When Jo-Anne was stuck on a complicated math problem in school, her teacher would suggest walking away and coming back—taking a break, basically. Breaks are the epitome of self care, and studies show they’re great for helping you perform better.

Self-care is reminding yourself that YOU matter.

It is a way of valuing yourself. Not just a way of getting more done. In other words, self care is not a reward. It’s part of the process. Sometimes we get so used to “rewarding ourselves” with lunch or even a trip to the bathroom, though, that we forget exactly what it means to take care of ourselves.

January can be a difficult month for many people. We need to lighten up the pressure we put on ourselves and show ourselves some love. And show other people some love as well. Tune in to our episode this week for some practical ways you can take care of yourself. And, when you hear someone talking about how unmotivated they feel direct them to our podcast!

Episode 65 | Five plus one ways to end well

Every beginning is a consequence. Every beginning ends something.

- Paul Valery

In order to really change your life, to Reframe Your Life, you are going to need to let go of something. You can’t do the same thing and expect different results. It is the definition of insanity to think life works that way. On our current episode, available now, we talk about some areas where you may have to let go or end things in order to move into what you really want. We know from experience this journey isn’t going to be easy!

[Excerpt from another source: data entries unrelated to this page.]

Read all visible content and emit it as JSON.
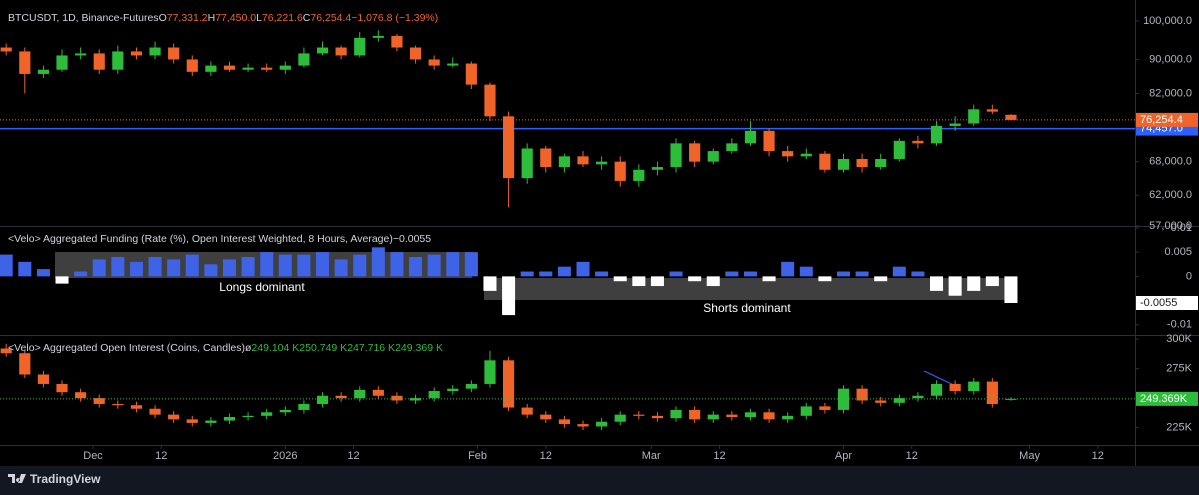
{
  "chart_data": [
    {
      "type": "candlestick",
      "legend": {
        "title": "BTCUSDT, 1D, Binance-Futures",
        "items": [
          {
            "key": "O",
            "value": "77,331.2"
          },
          {
            "key": "H",
            "value": "77,450.0"
          },
          {
            "key": "L",
            "value": "76,221.6"
          },
          {
            "key": "C",
            "value": "76,254.4"
          }
        ],
        "change": "−1,076.8 (−1.39%)"
      },
      "x": [
        "2025-11-17",
        "2025-11-20",
        "2025-11-23",
        "2025-11-26",
        "2025-11-29",
        "2025-12-02",
        "2025-12-05",
        "2025-12-08",
        "2025-12-11",
        "2025-12-14",
        "2025-12-17",
        "2025-12-20",
        "2025-12-23",
        "2025-12-26",
        "2025-12-29",
        "2026-01-01",
        "2026-01-04",
        "2026-01-07",
        "2026-01-10",
        "2026-01-13",
        "2026-01-16",
        "2026-01-19",
        "2026-01-22",
        "2026-01-25",
        "2026-01-28",
        "2026-01-31",
        "2026-02-03",
        "2026-02-06",
        "2026-02-09",
        "2026-02-12",
        "2026-02-15",
        "2026-02-18",
        "2026-02-21",
        "2026-02-24",
        "2026-02-27",
        "2026-03-02",
        "2026-03-05",
        "2026-03-08",
        "2026-03-11",
        "2026-03-14",
        "2026-03-17",
        "2026-03-20",
        "2026-03-23",
        "2026-03-26",
        "2026-03-29",
        "2026-04-01",
        "2026-04-04",
        "2026-04-07",
        "2026-04-10",
        "2026-04-13",
        "2026-04-16",
        "2026-04-19",
        "2026-04-22",
        "2026-04-25",
        "2026-04-28"
      ],
      "open": [
        93000,
        92000,
        86500,
        87500,
        91000,
        91500,
        87500,
        92000,
        91000,
        93000,
        90000,
        87000,
        88500,
        87500,
        88000,
        87500,
        88500,
        91500,
        93000,
        91000,
        95500,
        96000,
        93000,
        90000,
        88500,
        89000,
        84000,
        77000,
        65000,
        70500,
        67000,
        69000,
        67500,
        68000,
        64500,
        66500,
        67000,
        71500,
        68000,
        70000,
        71500,
        74000,
        70000,
        69000,
        69500,
        66500,
        68500,
        67000,
        68500,
        72000,
        71500,
        75000,
        75500,
        78500,
        77331.2
      ],
      "high": [
        94000,
        93000,
        88500,
        92500,
        93000,
        92500,
        93500,
        93000,
        94500,
        94000,
        91000,
        89500,
        89500,
        89000,
        89000,
        89500,
        93000,
        94500,
        93500,
        97000,
        97500,
        96500,
        93500,
        91000,
        90500,
        89500,
        84500,
        78000,
        71500,
        71000,
        69500,
        70000,
        69000,
        69000,
        67500,
        68000,
        72500,
        72000,
        70500,
        72500,
        76000,
        74500,
        71000,
        70500,
        70000,
        69500,
        69500,
        69500,
        72500,
        73000,
        76000,
        77000,
        79500,
        79500,
        77450
      ],
      "low": [
        91000,
        82000,
        85500,
        87000,
        90000,
        86500,
        86500,
        90000,
        90000,
        89000,
        86000,
        86000,
        87000,
        87000,
        87000,
        86500,
        88000,
        91000,
        90000,
        90500,
        94500,
        92000,
        89000,
        87500,
        88000,
        83000,
        76000,
        60000,
        64000,
        66000,
        66000,
        67000,
        66500,
        63500,
        63500,
        65500,
        66000,
        67000,
        67500,
        69500,
        71000,
        69000,
        68000,
        68500,
        66000,
        66000,
        66000,
        66500,
        68000,
        70500,
        71000,
        74000,
        75000,
        77500,
        76221.6
      ],
      "close": [
        92000,
        86500,
        87500,
        91000,
        91500,
        87500,
        92000,
        91000,
        93000,
        90000,
        87000,
        88500,
        87500,
        88000,
        87500,
        88500,
        91500,
        93000,
        91000,
        95500,
        96000,
        93000,
        90000,
        88500,
        89000,
        84000,
        77000,
        65000,
        70500,
        67000,
        69000,
        67500,
        68000,
        64500,
        66500,
        67000,
        71500,
        68000,
        70000,
        71500,
        74000,
        70000,
        69000,
        69500,
        66500,
        68500,
        67000,
        68500,
        72000,
        71500,
        75000,
        75500,
        78500,
        78000,
        76254.4
      ],
      "up_color": "#2ebd3a",
      "down_color": "#f0642a",
      "xlim": [
        "2025-11-16",
        "2026-05-18"
      ],
      "ylim": [
        57000,
        104500
      ],
      "log_scale": true,
      "grid": false,
      "yticks": [
        {
          "value": 57000,
          "label": "57,000.0"
        },
        {
          "value": 62000,
          "label": "62,000.0"
        },
        {
          "value": 68000,
          "label": "68,000.0"
        },
        {
          "value": 82000,
          "label": "82,000.0"
        },
        {
          "value": 90000,
          "label": "90,000.0"
        },
        {
          "value": 100000,
          "label": "100,000.0"
        }
      ],
      "last_value_label": "76,254.4",
      "price_line": {
        "value": 74457,
        "label": "74,457.0",
        "color": "#2962ff"
      }
    },
    {
      "type": "bar",
      "legend": {
        "title": "<Velo> Aggregated Funding (Rate (%), Open Interest Weighted, 8 Hours, Average)",
        "value": "−0.0055"
      },
      "x": [
        "2025-11-17",
        "2025-11-20",
        "2025-11-23",
        "2025-11-26",
        "2025-11-29",
        "2025-12-02",
        "2025-12-05",
        "2025-12-08",
        "2025-12-11",
        "2025-12-14",
        "2025-12-17",
        "2025-12-20",
        "2025-12-23",
        "2025-12-26",
        "2025-12-29",
        "2026-01-01",
        "2026-01-04",
        "2026-01-07",
        "2026-01-10",
        "2026-01-13",
        "2026-01-16",
        "2026-01-19",
        "2026-01-22",
        "2026-01-25",
        "2026-01-28",
        "2026-01-31",
        "2026-02-03",
        "2026-02-06",
        "2026-02-09",
        "2026-02-12",
        "2026-02-15",
        "2026-02-18",
        "2026-02-21",
        "2026-02-24",
        "2026-02-27",
        "2026-03-02",
        "2026-03-05",
        "2026-03-08",
        "2026-03-11",
        "2026-03-14",
        "2026-03-17",
        "2026-03-20",
        "2026-03-23",
        "2026-03-26",
        "2026-03-29",
        "2026-04-01",
        "2026-04-04",
        "2026-04-07",
        "2026-04-10",
        "2026-04-13",
        "2026-04-16",
        "2026-04-19",
        "2026-04-22",
        "2026-04-25",
        "2026-04-28"
      ],
      "values": [
        0.0045,
        0.003,
        0.0015,
        -0.0015,
        0.001,
        0.0035,
        0.004,
        0.003,
        0.004,
        0.0035,
        0.0045,
        0.0025,
        0.0035,
        0.004,
        0.005,
        0.0045,
        0.0045,
        0.005,
        0.0035,
        0.0045,
        0.006,
        0.005,
        0.004,
        0.0045,
        0.005,
        0.005,
        -0.003,
        -0.008,
        0.001,
        0.001,
        0.002,
        0.003,
        0.001,
        -0.001,
        -0.002,
        -0.002,
        0.001,
        -0.001,
        -0.002,
        0.001,
        0.001,
        -0.001,
        0.003,
        0.002,
        -0.001,
        0.001,
        0.001,
        -0.001,
        0.002,
        0.001,
        -0.003,
        -0.004,
        -0.003,
        -0.002,
        -0.0055
      ],
      "positive_color": "#3f63e6",
      "negative_color": "#ffffff",
      "xlim": [
        "2025-11-16",
        "2026-05-18"
      ],
      "ylim": [
        -0.0117,
        0.0102
      ],
      "grid": false,
      "yticks": [
        -0.01,
        0,
        0.005,
        0.01
      ],
      "last_value_label": "-0.0055",
      "annotations": [
        "Longs dominant",
        "Shorts dominant"
      ]
    },
    {
      "type": "candlestick",
      "legend": {
        "title": "<Velo> Aggregated Open Interest (Coins, Candles)",
        "symbol": "ø",
        "values": [
          "249.104 K",
          "250.749 K",
          "247.716 K",
          "249.369 K"
        ]
      },
      "x": [
        "2025-11-17",
        "2025-11-20",
        "2025-11-23",
        "2025-11-26",
        "2025-11-29",
        "2025-12-02",
        "2025-12-05",
        "2025-12-08",
        "2025-12-11",
        "2025-12-14",
        "2025-12-17",
        "2025-12-20",
        "2025-12-23",
        "2025-12-26",
        "2025-12-29",
        "2026-01-01",
        "2026-01-04",
        "2026-01-07",
        "2026-01-10",
        "2026-01-13",
        "2026-01-16",
        "2026-01-19",
        "2026-01-22",
        "2026-01-25",
        "2026-01-28",
        "2026-01-31",
        "2026-02-03",
        "2026-02-06",
        "2026-02-09",
        "2026-02-12",
        "2026-02-15",
        "2026-02-18",
        "2026-02-21",
        "2026-02-24",
        "2026-02-27",
        "2026-03-02",
        "2026-03-05",
        "2026-03-08",
        "2026-03-11",
        "2026-03-14",
        "2026-03-17",
        "2026-03-20",
        "2026-03-23",
        "2026-03-26",
        "2026-03-29",
        "2026-04-01",
        "2026-04-04",
        "2026-04-07",
        "2026-04-10",
        "2026-04-13",
        "2026-04-16",
        "2026-04-19",
        "2026-04-22",
        "2026-04-25",
        "2026-04-28"
      ],
      "open": [
        292000,
        288000,
        270000,
        262000,
        255000,
        250000,
        245000,
        244000,
        241000,
        236000,
        232000,
        229000,
        231000,
        234000,
        235000,
        238000,
        240000,
        245000,
        252000,
        250000,
        257000,
        252000,
        248000,
        250000,
        256000,
        258000,
        262000,
        282000,
        242000,
        236000,
        232000,
        228000,
        226000,
        230000,
        236000,
        235000,
        233000,
        240000,
        232000,
        236000,
        234000,
        238000,
        232000,
        235000,
        243000,
        240000,
        258000,
        248000,
        246000,
        250000,
        252000,
        262000,
        256000,
        264000,
        249104
      ],
      "high": [
        296000,
        291000,
        273000,
        265000,
        258000,
        253000,
        248000,
        247000,
        244000,
        239000,
        235000,
        234000,
        237000,
        238000,
        241000,
        243000,
        248000,
        255000,
        255000,
        260000,
        260000,
        255000,
        253000,
        259000,
        261000,
        265000,
        290000,
        285000,
        245000,
        239000,
        235000,
        231000,
        233000,
        239000,
        239000,
        238000,
        243000,
        243000,
        239000,
        239000,
        241000,
        241000,
        238000,
        246000,
        246000,
        261000,
        261000,
        251000,
        253000,
        255000,
        265000,
        265000,
        267000,
        267000,
        250749
      ],
      "low": [
        285000,
        267000,
        259000,
        252000,
        247000,
        242000,
        241000,
        238000,
        233000,
        229000,
        226000,
        226000,
        228000,
        231000,
        232000,
        235000,
        237000,
        242000,
        247000,
        247000,
        249000,
        245000,
        245000,
        247000,
        253000,
        255000,
        259000,
        239000,
        233000,
        229000,
        225000,
        223000,
        223000,
        227000,
        232000,
        230000,
        230000,
        229000,
        229000,
        231000,
        231000,
        229000,
        229000,
        232000,
        237000,
        237000,
        245000,
        243000,
        243000,
        247000,
        249000,
        253000,
        253000,
        242000,
        247716
      ],
      "close": [
        288000,
        270000,
        262000,
        255000,
        250000,
        245000,
        244000,
        241000,
        236000,
        232000,
        229000,
        231000,
        234000,
        235000,
        238000,
        240000,
        245000,
        252000,
        250000,
        257000,
        252000,
        248000,
        250000,
        256000,
        258000,
        262000,
        282000,
        242000,
        236000,
        232000,
        228000,
        226000,
        230000,
        236000,
        235000,
        233000,
        240000,
        232000,
        236000,
        234000,
        238000,
        232000,
        235000,
        243000,
        240000,
        258000,
        248000,
        246000,
        250000,
        252000,
        262000,
        256000,
        264000,
        245000,
        249369
      ],
      "up_color": "#2ebd3a",
      "down_color": "#f0642a",
      "xlim": [
        "2025-11-16",
        "2026-05-18"
      ],
      "ylim": [
        210300,
        302600
      ],
      "grid": false,
      "yticks": [
        {
          "value": 225000,
          "label": "225K"
        },
        {
          "value": 275000,
          "label": "275K"
        },
        {
          "value": 300000,
          "label": "300K"
        }
      ],
      "last_value_label": "249.369K",
      "xticks": [
        {
          "value": "2025-12-01",
          "label": "Dec"
        },
        {
          "value": "2025-12-12",
          "label": "12"
        },
        {
          "value": "2026-01-01",
          "label": "2026"
        },
        {
          "value": "2026-01-12",
          "label": "12"
        },
        {
          "value": "2026-02-01",
          "label": "Feb"
        },
        {
          "value": "2026-02-12",
          "label": "12"
        },
        {
          "value": "2026-03-01",
          "label": "Mar"
        },
        {
          "value": "2026-03-12",
          "label": "12"
        },
        {
          "value": "2026-04-01",
          "label": "Apr"
        },
        {
          "value": "2026-04-12",
          "label": "12"
        },
        {
          "value": "2026-05-01",
          "label": "May"
        },
        {
          "value": "2026-05-12",
          "label": "12"
        }
      ]
    }
  ],
  "footer": {
    "brand": "TradingView"
  }
}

William Bridges, in his landmark book on Transitions talks about how when we enter into transition the first step is ending. He says, “The starting point for dealing with transition is not the outcome but the ending that you will have to leave the old situation behind. Situational change hinges on the new thing, but psychological transition depends on on letting go of the old reality and the old identity you had before the change took place.

Here are the five areas we explore in this episode that you will need to end to move forward in your life.

1. Approval: Your need for approval needs to end. When you make a big change in your life there will be doubters, naysayers, and people who don't think you should make the change. People might question your sanity - especially if you are going against the status quo.

2. People that don’t support you: Beyond their approval, you might have people who try to sabotage your change. You may find that you no longer fit with certain people as you change. We often use the quote, "My how you've changed since I've changed." It speaks to this challenge of no longer fitting with people. Your changes will make other people uncomfortable. We get this when we talk about addictions. People who have decided to quit smoking or drinking may not be comfortable hanging out with the group that supported those habits. But this happens in other areas of our life as well. You may find yourself wondering what you ever had in common with someone. It can be tough to move on but you need to make a decsion if a relationship is holding you back.

3. Circumstances: Is there a circumstance that is holding you back? You can't have it all. If you want to travel for 4 months out of the year that may get in the way of building a business or taking a course. You need to assess your reality - is there a circumstance holding you back or a perceived circumstance?

4. Beliefs/Mindsets: What is your belief about ending a new situation? What is holding you back? Do you have questions like, "who am I to do this?" Get clear on why you want to end something. Assess your beliefs and mindsets when ending or beginning something. What are you telling yourself about this change?

5. Behaviours/Habits: You can’t watch Netflix all day! Maybe, like Jo-Anne, you need to end spending a lot of time at the gym doing weights so you can create space for something else - like yoga. Listen to the episode for more details on changing habits to create space for the things you want.

Plus one:

1. Celebrate:  Don't forget to celebrate those victories around endings! You are working hard to live and lead your best life. This stuff isn't easy. Be intentional about celebrating those victories!

As we approach the final month of the year, we want you to think about Reframing 2018. We'll be continuing this conversation over the next two weeks. Start thinking about what you need to end to create space for what you want next year.